If you speak English, you make use of the English present tense every day. And chances are, if you're not an English scholar or planning on teaching English, you don't know how to explain how each of the four tenses making up the present tense are formed and used (or even that there are four variations!). For the average person; there is one present tense and that's all there is to know. If you want to know more (or plan on teaching English) then knowledge of each of the four minor tenses that make up the present tense is required. The four present tenses are: present simple, present continuous, present perfect, and present perfect continuous.
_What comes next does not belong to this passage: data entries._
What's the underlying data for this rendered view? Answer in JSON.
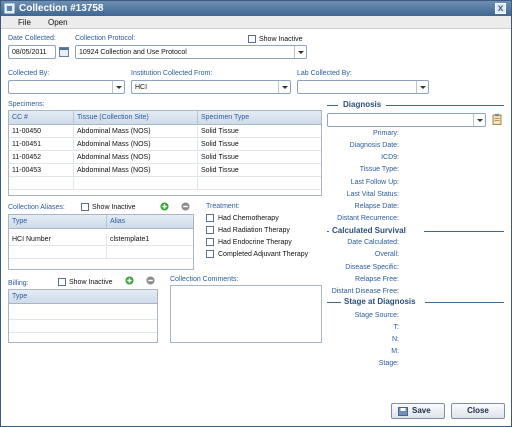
{
  "window": {
    "title": "Collection #13758",
    "close_label": "x"
  },
  "menu": {
    "items": [
      "File",
      "Open"
    ]
  },
  "form": {
    "date_collected_label": "Date Collected:",
    "date_collected_value": "08/05/2011",
    "protocol_label": "Collection Protocol:",
    "protocol_value": "10924 Collection and Use Protocol",
    "show_inactive_label": "Show Inactive",
    "collected_by_label": "Collected By:",
    "collected_by_value": "",
    "institution_label": "Institution Collected From:",
    "institution_value": "HCI",
    "lab_label": "Lab Collected By:",
    "lab_value": ""
  },
  "specimens": {
    "label": "Specimens:",
    "columns": [
      "CC #",
      "Tissue (Collection Site)",
      "Specimen Type"
    ],
    "rows": [
      [
        "11-00450",
        "Abdominal Mass (NOS)",
        "Solid Tissue"
      ],
      [
        "11-00451",
        "Abdominal Mass (NOS)",
        "Solid Tissue"
      ],
      [
        "11-00452",
        "Abdominal Mass (NOS)",
        "Solid Tissue"
      ],
      [
        "11-00453",
        "Abdominal Mass (NOS)",
        "Solid Tissue"
      ]
    ]
  },
  "aliases": {
    "label": "Collection Aliases:",
    "show_inactive_label": "Show Inactive",
    "columns": [
      "Type",
      "Alias"
    ],
    "rows": [
      [
        "HCI Number",
        "clstemplate1"
      ]
    ]
  },
  "treatment": {
    "label": "Treatment:",
    "options": [
      "Had Chemotherapy",
      "Had Radiation Therapy",
      "Had Endocrine Therapy",
      "Completed Adjuvant Therapy"
    ]
  },
  "billing": {
    "label": "Billing:",
    "show_inactive_label": "Show Inactive",
    "columns": [
      "Type"
    ]
  },
  "comments": {
    "label": "Collection Comments:"
  },
  "diagnosis": {
    "title": "Diagnosis",
    "value": "",
    "fields": [
      "Primary:",
      "Diagnosis Date:",
      "ICD9:",
      "Tissue Type:",
      "Last Follow Up:",
      "Last Vital Status:",
      "Relapse Date:",
      "Distant Recurrence:"
    ]
  },
  "survival": {
    "title": "Calculated Survival",
    "fields": [
      "Date Calculated:",
      "Overall:",
      "Disease Specific:",
      "Relapse Free:",
      "Distant Disease Free:"
    ]
  },
  "stage": {
    "title": "Stage at Diagnosis",
    "fields": [
      "Stage Source:",
      "T:",
      "N:",
      "M:",
      "Stage:"
    ]
  },
  "actions": {
    "save_label": "Save",
    "close_label": "Close"
  },
  "colors": {
    "title_bar": "#3e6691",
    "label_blue": "#2b5c9b",
    "add_green": "#3aa33a",
    "remove_gray": "#8c8c8c"
  }
}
This simple guide will tell you everything you need to know about the first of the present tenses, the present simple tense.
When is the present simple tense used?
The present simple tense is used for:
- Routine actions, facts and generalizations that do not have a beginning or an end e.g.
He plays golf every weekend; I drink coffee; Spiders are dangerous; Kangaroos come from Australia
- Commentaries, and stories told as if they are happening at the time of speaking e.g.
He shoots, he scores!; So I dive left, and it just misses
- Directions, instructions and headlines e.g.
Turn left, then go around the bend and make a right; New Bridge Collapses
How is the present simple tense formed?
Tenses have three variations: Affirmative, Negative and Question
-Affirmative: Subject + base form of verb (+ "es" or "s" for third person singular)
I love soccer; They race cars; He rides horses; We own this house; It makes no sense
-Negative: Subject + auxiliary verb "do" + not + base form of verb
They do not eat meat; He does not know them; I don't attend the meeting
- Question: Auxiliary verb "do" + subject + base form of verb
Do you live here?; Do they understand?; Does it work?
Note: For this tense, only the base or present form of the auxiliary verb "do" is used (do, does).
Third person singular
When talking about the third person singular (he, she, it) the verb (and auxiliary verb) changes its form.
When forming an affirmative sentence using the third person singular, "s" or "es" is added to the base form of the verb. The rules to form most verbs are as follows:
If the verb ends with a consonant + "y", change the "y" to "i" and add "es" e.g.
Fly = Flies, Try = Tries, Spy = Spies
If the verb ends with "o", "s", "z", "x", "ch" and "sh", add "es" e.g.
Squash = Squashes, Hex = Hexes, Watch = Watches
For most other verbs, add "s" to the base form of the verb e.g.
Sit = Sits, Hit = Hits, Play = Plays
The auxiliary verb also changes when using the third person singular. "Does" is used instead of "do" e.g.
It does not matter; Does he like watching movies?
Keep it simple
"Do not" and "does not" can be shortened to "don't" and "doesn't". All of these forms are correct, but the shorter, more contracted version is more commonly used in spoken dialogue.
It may seem that there is no simple way of learning the English tense system, but by taking one minor tense at a time and practicing its formation and different uses, one will find that the tense system can be learnt fairly quickly. Knowledge of parts of speech and the rules to form each tense is important in the beginning, and once these are fully remembered, practice will see the entire system becoming much easier to understand and use naturally and correctly.